If you’ve been reading my blog, you know already that regulating the practice of medicine falls to the individual states under the 10th amendment and the Supreme Court’s articulated doctrine of police powers. What you may not know, however, is that despite this country’s decentralized method for medical regulation, state medical boards have often tried to harness the benefits of a national system while retaining local accountability and oversight, e.g., pushing for uniform standards for medical licensure among all states. They have done so, in part, through their participation in a national membership association.
The first effort at such an association dates back 1890 and the establishment of the National Confederation of State Medical Examining and Licensing Boards. (Happy 130th anniversary!) The National Confederation flourished especially during its first decade under the leadership of this country’s most respected medical regulator, Dr. John Rauch (Illinois) and later Dr. William Warren Potter (New York – pictured below)
To my mind, it flourished in part because of aligned interests. At that time, the medical profession enjoyed relatively strong consensus on the need for higher standards in medical education. This presented the National Confederation with a clear understanding (or so they believed) of their membership’s priorities—championing medical education reform as the best means to raising standards for medical licensure.

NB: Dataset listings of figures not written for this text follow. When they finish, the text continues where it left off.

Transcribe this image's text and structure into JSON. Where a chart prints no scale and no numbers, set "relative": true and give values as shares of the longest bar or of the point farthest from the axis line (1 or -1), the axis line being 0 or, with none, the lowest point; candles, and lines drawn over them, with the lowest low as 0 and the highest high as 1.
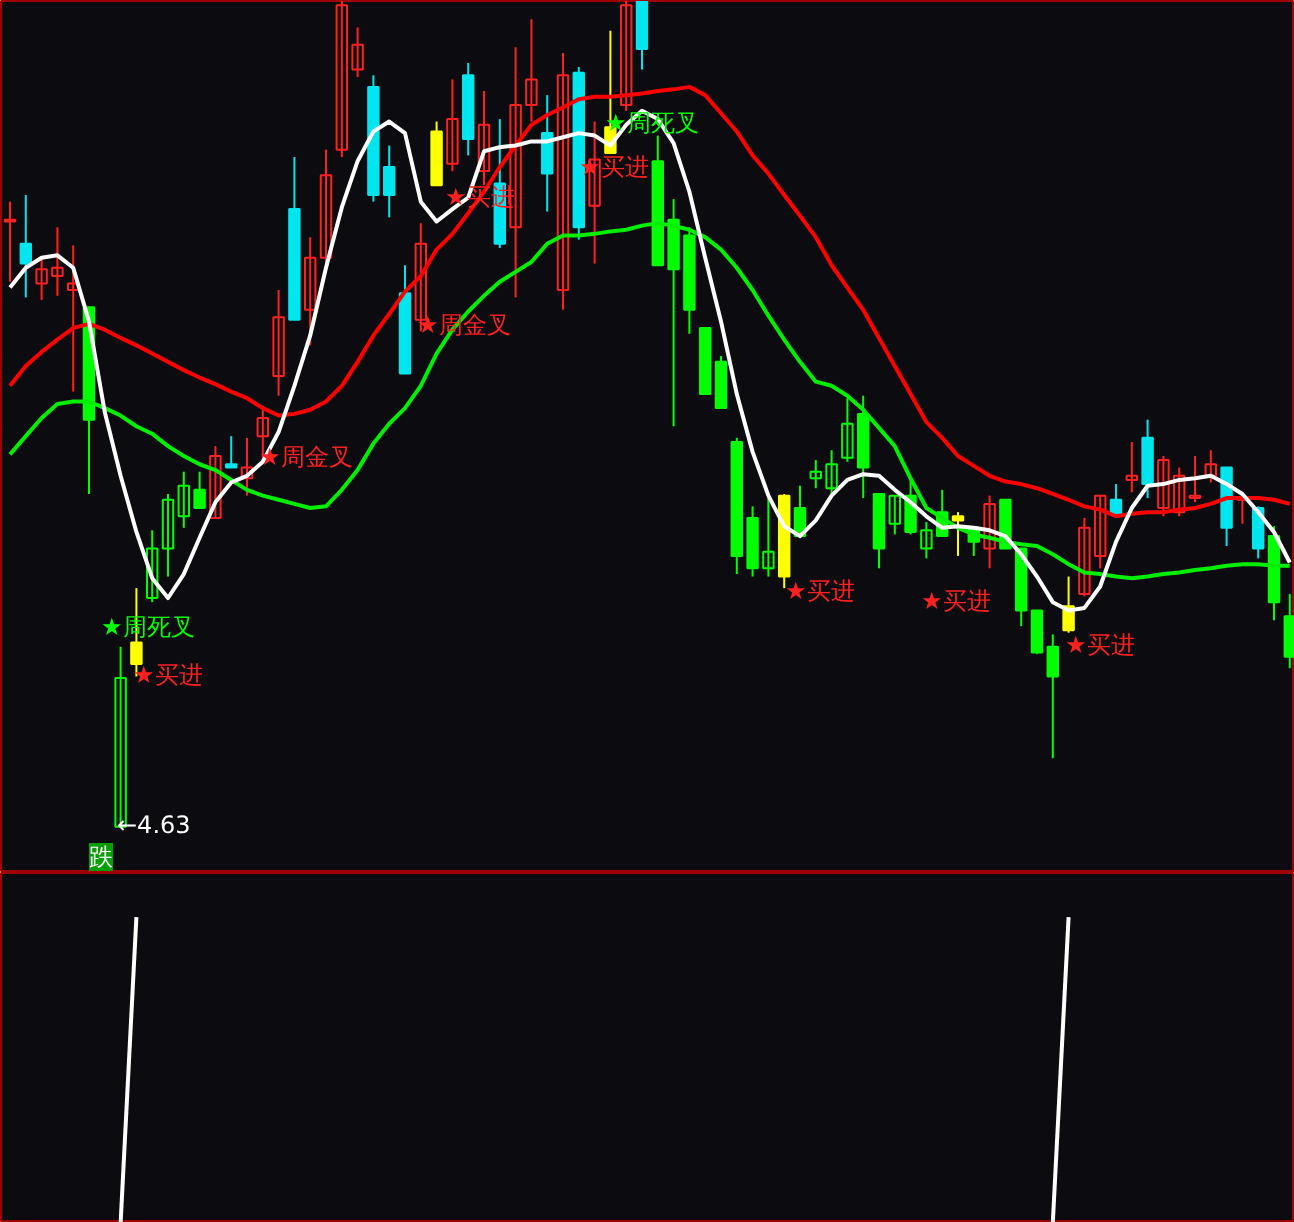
{
  "chart_data": [
    {
      "type": "candlestick",
      "relative": true,
      "categories": [
        null,
        null,
        null,
        null,
        null,
        null,
        null,
        null,
        null,
        null,
        null,
        null,
        null,
        null,
        null,
        null,
        null,
        null,
        null,
        null,
        null,
        null,
        null,
        null,
        null,
        null,
        null,
        null,
        null,
        null,
        null,
        null,
        null,
        null,
        null,
        null,
        null,
        null,
        null,
        null,
        null,
        null,
        null,
        null,
        null,
        null,
        null,
        null,
        null,
        null,
        null,
        null,
        null,
        null,
        null,
        null,
        null,
        null,
        null,
        null,
        null,
        null,
        null,
        null,
        null,
        null,
        null,
        null,
        null,
        null,
        null,
        null,
        null,
        null,
        null,
        null,
        null,
        null,
        null,
        null,
        null,
        null
      ],
      "ohlc": [
        [
          0.735,
          0.757,
          0.66,
          0.733
        ],
        [
          0.706,
          0.765,
          0.641,
          0.682
        ],
        [
          0.658,
          0.689,
          0.638,
          0.675
        ],
        [
          0.667,
          0.726,
          0.643,
          0.677
        ],
        [
          0.65,
          0.704,
          0.527,
          0.658
        ],
        [
          0.629,
          0.629,
          0.403,
          0.493
        ],
        null,
        [
          0,
          0.218,
          0,
          0.18
        ],
        [
          0.223,
          0.289,
          0.182,
          0.197
        ],
        [
          0.277,
          0.359,
          0.272,
          0.337
        ],
        [
          0.337,
          0.403,
          0.303,
          0.396
        ],
        [
          0.376,
          0.43,
          0.362,
          0.413
        ],
        [
          0.408,
          0.43,
          0.386,
          0.386
        ],
        [
          0.374,
          0.461,
          0.374,
          0.449
        ],
        [
          0.439,
          0.473,
          0.435,
          0.435
        ],
        [
          0.422,
          0.471,
          0.401,
          0.435
        ],
        [
          0.473,
          0.51,
          0.442,
          0.495
        ],
        [
          0.546,
          0.65,
          0.522,
          0.617
        ],
        [
          0.748,
          0.811,
          0.614,
          0.614
        ],
        [
          0.626,
          0.714,
          0.583,
          0.689
        ],
        [
          0.689,
          0.82,
          0.677,
          0.789
        ],
        [
          0.82,
          1,
          0.811,
          0.995
        ],
        [
          0.917,
          0.968,
          0.908,
          0.947
        ],
        [
          0.896,
          0.91,
          0.757,
          0.765
        ],
        [
          0.799,
          0.825,
          0.738,
          0.765
        ],
        [
          0.646,
          0.68,
          0.549,
          0.549
        ],
        [
          0.614,
          0.731,
          0.6,
          0.706
        ],
        [
          0.842,
          0.854,
          0.777,
          0.777
        ],
        [
          0.803,
          0.905,
          0.794,
          0.857
        ],
        [
          0.91,
          0.925,
          0.813,
          0.833
        ],
        [
          0.794,
          0.891,
          0.777,
          0.85
        ],
        [
          0.779,
          0.857,
          0.701,
          0.706
        ],
        [
          0.726,
          0.944,
          0.641,
          0.874
        ],
        [
          0.874,
          0.978,
          0.854,
          0.905
        ],
        [
          0.84,
          0.886,
          0.745,
          0.791
        ],
        [
          0.65,
          0.937,
          0.626,
          0.91
        ],
        [
          0.913,
          0.92,
          0.711,
          0.726
        ],
        [
          0.752,
          0.854,
          0.682,
          0.808
        ],
        [
          0.847,
          0.964,
          0.816,
          0.816
        ],
        [
          0.874,
          1,
          0.867,
          0.995
        ],
        [
          1,
          1,
          0.917,
          0.942
        ],
        [
          0.806,
          0.837,
          0.68,
          0.68
        ],
        [
          0.735,
          0.76,
          0.485,
          0.675
        ],
        [
          0.716,
          0.726,
          0.597,
          0.626
        ],
        [
          0.604,
          0.604,
          0.524,
          0.524
        ],
        [
          0.563,
          0.57,
          0.507,
          0.507
        ],
        [
          0.466,
          0.471,
          0.306,
          0.328
        ],
        [
          0.374,
          0.388,
          0.303,
          0.313
        ],
        [
          0.313,
          0.401,
          0.303,
          0.333
        ],
        [
          0.401,
          0.403,
          0.289,
          0.303
        ],
        [
          0.386,
          0.413,
          0.35,
          0.352
        ],
        [
          0.422,
          0.444,
          0.41,
          0.43
        ],
        [
          0.41,
          0.456,
          0.398,
          0.439
        ],
        [
          0.447,
          0.519,
          0.442,
          0.488
        ],
        [
          0.5,
          0.522,
          0.398,
          0.435
        ],
        [
          0.403,
          0.403,
          0.313,
          0.337
        ],
        [
          0.367,
          0.401,
          0.354,
          0.401
        ],
        [
          0.401,
          0.42,
          0.354,
          0.357
        ],
        [
          0.337,
          0.369,
          0.325,
          0.359
        ],
        [
          0.381,
          0.408,
          0.352,
          0.352
        ],
        [
          0.376,
          0.381,
          0.328,
          0.371
        ],
        [
          0.362,
          0.364,
          0.328,
          0.345
        ],
        [
          0.337,
          0.401,
          0.313,
          0.391
        ],
        [
          0.396,
          0.396,
          0.337,
          0.337
        ],
        [
          0.337,
          0.337,
          0.243,
          0.262
        ],
        [
          0.262,
          0.262,
          0.209,
          0.211
        ],
        [
          0.218,
          0.233,
          0.083,
          0.182
        ],
        [
          0.267,
          0.303,
          0.235,
          0.238
        ],
        [
          0.282,
          0.374,
          0.279,
          0.362
        ],
        [
          0.328,
          0.401,
          0.313,
          0.401
        ],
        [
          0.396,
          0.415,
          0.379,
          0.379
        ],
        [
          0.42,
          0.466,
          0.405,
          0.425
        ],
        [
          0.471,
          0.493,
          0.398,
          0.415
        ],
        [
          0.386,
          0.449,
          0.376,
          0.444
        ],
        [
          0.381,
          0.435,
          0.376,
          0.425
        ],
        [
          0.398,
          0.449,
          0.393,
          0.401
        ],
        [
          0.425,
          0.456,
          0.417,
          0.439
        ],
        [
          0.435,
          0.435,
          0.34,
          0.362
        ],
        [
          0.396,
          0.401,
          0.367,
          0.398
        ],
        [
          0.386,
          0.388,
          0.325,
          0.337
        ],
        [
          0.352,
          0.364,
          0.25,
          0.272
        ],
        [
          0.255,
          0.282,
          0.192,
          0.206
        ]
      ],
      "colors": [
        "#ff2020",
        "#00e5ee",
        "#ff2020",
        "#ff2020",
        "#ff2020",
        "#00ff00",
        null,
        "#00ff00",
        "#ffff00",
        "#00ff00",
        "#00ff00",
        "#00ff00",
        "#00ff00",
        "#ff2020",
        "#00e5ee",
        "#ff2020",
        "#ff2020",
        "#ff2020",
        "#00e5ee",
        "#ff2020",
        "#ff2020",
        "#ff2020",
        "#ff2020",
        "#00e5ee",
        "#00e5ee",
        "#00e5ee",
        "#ff2020",
        "#ffff00",
        "#ff2020",
        "#00e5ee",
        "#ff2020",
        "#00e5ee",
        "#ff2020",
        "#ff2020",
        "#00e5ee",
        "#ff2020",
        "#00e5ee",
        "#ff2020",
        "#ffff00",
        "#ff2020",
        "#00e5ee",
        "#00ff00",
        "#00ff00",
        "#00ff00",
        "#00ff00",
        "#00ff00",
        "#00ff00",
        "#00ff00",
        "#00ff00",
        "#ffff00",
        "#00ff00",
        "#00ff00",
        "#00ff00",
        "#00ff00",
        "#00ff00",
        "#00ff00",
        "#00ff00",
        "#00ff00",
        "#00ff00",
        "#00ff00",
        "#ffff00",
        "#00ff00",
        "#ff2020",
        "#00ff00",
        "#00ff00",
        "#00ff00",
        "#00ff00",
        "#ffff00",
        "#ff2020",
        "#ff2020",
        "#00e5ee",
        "#ff2020",
        "#00e5ee",
        "#ff2020",
        "#ff2020",
        "#ff2020",
        "#ff2020",
        "#00e5ee",
        "#ff2020",
        "#00e5ee",
        "#00ff00",
        "#00ff00"
      ],
      "series": [
        {
          "type": "line",
          "color": "#ff0000",
          "values": [
            0.534,
            0.558,
            0.575,
            0.59,
            0.604,
            0.609,
            0.602,
            0.592,
            0.583,
            0.573,
            0.563,
            0.553,
            0.544,
            0.536,
            0.527,
            0.519,
            0.507,
            0.498,
            0.5,
            0.505,
            0.515,
            0.534,
            0.563,
            0.595,
            0.621,
            0.648,
            0.667,
            0.699,
            0.718,
            0.743,
            0.769,
            0.799,
            0.825,
            0.85,
            0.862,
            0.871,
            0.881,
            0.884,
            0.884,
            0.886,
            0.888,
            0.891,
            0.893,
            0.896,
            0.886,
            0.864,
            0.842,
            0.813,
            0.791,
            0.765,
            0.74,
            0.714,
            0.68,
            0.653,
            0.626,
            0.592,
            0.558,
            0.524,
            0.49,
            0.471,
            0.449,
            0.437,
            0.425,
            0.418,
            0.415,
            0.41,
            0.403,
            0.396,
            0.388,
            0.384,
            0.376,
            0.379,
            0.381,
            0.381,
            0.384,
            0.386,
            0.391,
            0.398,
            0.398,
            0.398,
            0.396,
            0.391
          ]
        },
        {
          "type": "line",
          "color": "#00ee00",
          "values": [
            0.451,
            0.473,
            0.495,
            0.512,
            0.515,
            0.515,
            0.507,
            0.498,
            0.485,
            0.476,
            0.461,
            0.449,
            0.439,
            0.432,
            0.42,
            0.408,
            0.401,
            0.396,
            0.391,
            0.386,
            0.388,
            0.408,
            0.432,
            0.464,
            0.488,
            0.507,
            0.534,
            0.573,
            0.602,
            0.624,
            0.643,
            0.66,
            0.672,
            0.684,
            0.706,
            0.716,
            0.716,
            0.718,
            0.721,
            0.723,
            0.728,
            0.731,
            0.728,
            0.723,
            0.714,
            0.699,
            0.677,
            0.65,
            0.619,
            0.59,
            0.563,
            0.539,
            0.534,
            0.522,
            0.505,
            0.483,
            0.461,
            0.422,
            0.386,
            0.374,
            0.362,
            0.354,
            0.35,
            0.345,
            0.342,
            0.34,
            0.33,
            0.318,
            0.308,
            0.306,
            0.303,
            0.301,
            0.303,
            0.306,
            0.308,
            0.311,
            0.313,
            0.316,
            0.318,
            0.318,
            0.316,
            0.316
          ]
        },
        {
          "type": "line",
          "color": "#ffffff",
          "values": [
            0.653,
            0.677,
            0.689,
            0.692,
            0.677,
            0.612,
            0.502,
            0.425,
            0.357,
            0.301,
            0.277,
            0.306,
            0.35,
            0.393,
            0.417,
            0.425,
            0.442,
            0.478,
            0.534,
            0.595,
            0.677,
            0.75,
            0.806,
            0.842,
            0.854,
            0.84,
            0.757,
            0.733,
            0.748,
            0.762,
            0.818,
            0.823,
            0.825,
            0.83,
            0.83,
            0.835,
            0.84,
            0.837,
            0.825,
            0.85,
            0.867,
            0.857,
            0.828,
            0.769,
            0.689,
            0.612,
            0.524,
            0.454,
            0.401,
            0.364,
            0.352,
            0.371,
            0.401,
            0.42,
            0.427,
            0.425,
            0.408,
            0.393,
            0.376,
            0.362,
            0.364,
            0.362,
            0.359,
            0.352,
            0.33,
            0.303,
            0.272,
            0.262,
            0.265,
            0.291,
            0.345,
            0.386,
            0.413,
            0.415,
            0.42,
            0.422,
            0.425,
            0.415,
            0.403,
            0.381,
            0.357,
            0.32
          ]
        }
      ],
      "annotations": [
        "★周死叉",
        "★买进",
        "★周金叉",
        "★周金叉",
        "★买进",
        "★买进",
        "★周死叉",
        "★买进",
        "★买进",
        "★买进",
        "←4.63",
        "跌"
      ]
    },
    {
      "type": "line",
      "relative": true,
      "categories": [
        null,
        null,
        null,
        null,
        null,
        null,
        null,
        null,
        null,
        null,
        null,
        null,
        null,
        null,
        null,
        null,
        null,
        null,
        null,
        null,
        null,
        null,
        null,
        null,
        null,
        null,
        null,
        null,
        null,
        null,
        null,
        null,
        null,
        null,
        null,
        null,
        null,
        null,
        null,
        null,
        null,
        null,
        null,
        null,
        null,
        null,
        null,
        null,
        null,
        null,
        null,
        null,
        null,
        null,
        null,
        null,
        null,
        null,
        null,
        null,
        null,
        null,
        null,
        null,
        null,
        null,
        null,
        null,
        null,
        null,
        null,
        null,
        null,
        null,
        null,
        null,
        null,
        null,
        null,
        null,
        null,
        null
      ],
      "series": [
        {
          "color": "#ffffff",
          "values": [
            null,
            null,
            null,
            null,
            null,
            null,
            null,
            0,
            1,
            null,
            null,
            null,
            null,
            null,
            null,
            null,
            null,
            null,
            null,
            null,
            null,
            null,
            null,
            null,
            null,
            null,
            null,
            null,
            null,
            null,
            null,
            null,
            null,
            null,
            null,
            null,
            null,
            null,
            null,
            null,
            null,
            null,
            null,
            null,
            null,
            null,
            null,
            null,
            null,
            null,
            null,
            null,
            null,
            null,
            null,
            null,
            null,
            null,
            null,
            null,
            null,
            null,
            null,
            null,
            null,
            null,
            null,
            null,
            null,
            null,
            null,
            null,
            null,
            null,
            null,
            null,
            null,
            null,
            null,
            null,
            null,
            null
          ]
        },
        {
          "color": "#ffffff",
          "values": [
            null,
            null,
            null,
            null,
            null,
            null,
            null,
            null,
            null,
            null,
            null,
            null,
            null,
            null,
            null,
            null,
            null,
            null,
            null,
            null,
            null,
            null,
            null,
            null,
            null,
            null,
            null,
            null,
            null,
            null,
            null,
            null,
            null,
            null,
            null,
            null,
            null,
            null,
            null,
            null,
            null,
            null,
            null,
            null,
            null,
            null,
            null,
            null,
            null,
            null,
            null,
            null,
            null,
            null,
            null,
            null,
            null,
            null,
            null,
            null,
            null,
            null,
            null,
            null,
            null,
            null,
            0,
            1,
            null,
            null,
            null,
            null,
            null,
            null,
            null,
            null,
            null,
            null,
            null,
            null,
            null,
            null
          ]
        }
      ]
    }
  ]
}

However, reforming medical education to raise standards represented a long-term, strategic goal. Quick fixes were not possible even though rapid changes materialized in medical education beginning around 1905 with the AMA Council on Medical Education’s classification system for medical colleges and the subsequent Flexner Report (1910).
But back to the National Confederation and emerging misalignment. At the dawn of the twentieth century, state medical boards were established in nearly all states and territories…and this decentralized system for licensure had its fair share of imperfections. Enough so that many within the medical licensing community felt the need to focus more on the practical concerns of those already licensed. To be more precise, physicians were increasingly frustrated with the practical hindrances to license portability, e.g., varying standards for licensure among the states, lack of recognition between states of each other’s licensing examination.
The National Confederation’s leadership—working in concert with leadership at the American Medical Association and the Association of American Medical Colleges on educational reform—seems to have initially missed and then deliberately disregarded this shift among some of its members.
At the National Confederation’s meeting in 1900, delegates from Michigan and Wisconsin argued vehemently that educational reform should not come at the expense other important initiatives such as license reciprocity. The National Confederation’s officers expressed strong reservations about losing sight of educational reform to chase license. Tempers flared, voices grew louder and everyone seemed surprised at just how intense the conversation had become. Appearing to acquiesce, the Confederation’s officers agreed to establish a Committee on Reciprocity to examine the issues raised and report back.
Appearances proved deceiving. Comments made later by the National Confederation’s Secretary acknowledged that they had hoped to “summarily dispose” of the issue by foisting it onto a committee where it might die out once passions cooled. Their terse treatment of the committee report at the following year’s meeting (it was simply “received and filed” and the committee “discharged”) led to an irrevocable breach within the National Confederation.
The result? In 1902, a second national association representing state medical boards emerged—the American Confederation of Reciprocating Examining and Licensing Boards whose singular focus was on promoting reciprocal licensing agreements among the various state medical boards.
Over the next decade, the interests of state medical boards were championed by two organizations, each with a slightly different focus and set of priorities. This unsatisfactory state-of-affairs continued until the two organizations combined in 1912 to form the Federation of State Medical Boards. Looking back at this this history today, there are several lessons that seem germane more than a century later.
Organizations, like people, need both short-term and long-term goals. The National Confederation and its leadership failed to understand this. Educational reform would indeed pay significant dividends in the long-term as it would allow regulators to painlessly raise standards for medical licensure. But their singular focus on the long-term while ignoring the human desire for short-term gains and blinded them to a growing misalignment of interests among their members anxious to deal with problems directly confronting physicians in the present.
Few things in life can trigger a stronger reaction from people than inequitable treatment or handling of a legitimate issue or complaint. The National Confederation’s cavalier dismissal of an issue important to a subset of its membership set in motion a chain of events that ultimately splintered and weakened the ability of state medical boards to speak with a larger voice on critical topics.
All of us like to get our way but the wise remember that “adequate” and “ideal” are not opposites. National Confederation President William Warren Potter made this mistake by acting as an idealist tied to sequence rather than a pragmatist open to parallel pursuits. “It is…out of place to expect that…reciprocity can be established…while the methods of education are so different.” He insisted upon relegating the practical issue of license reciprocity as a matter to be dealt with later in the “final stage of the great (educational) reform.”
In being so inflexible regarding his vision predicated on sequenced prioritization, Potter missed the salient point: all of his members wanted to raise standards for medical licensure. They were simply championing different paths to the same destination.
The views expressed are those of the author and do not reflect those of the Federation of State Medical Boards.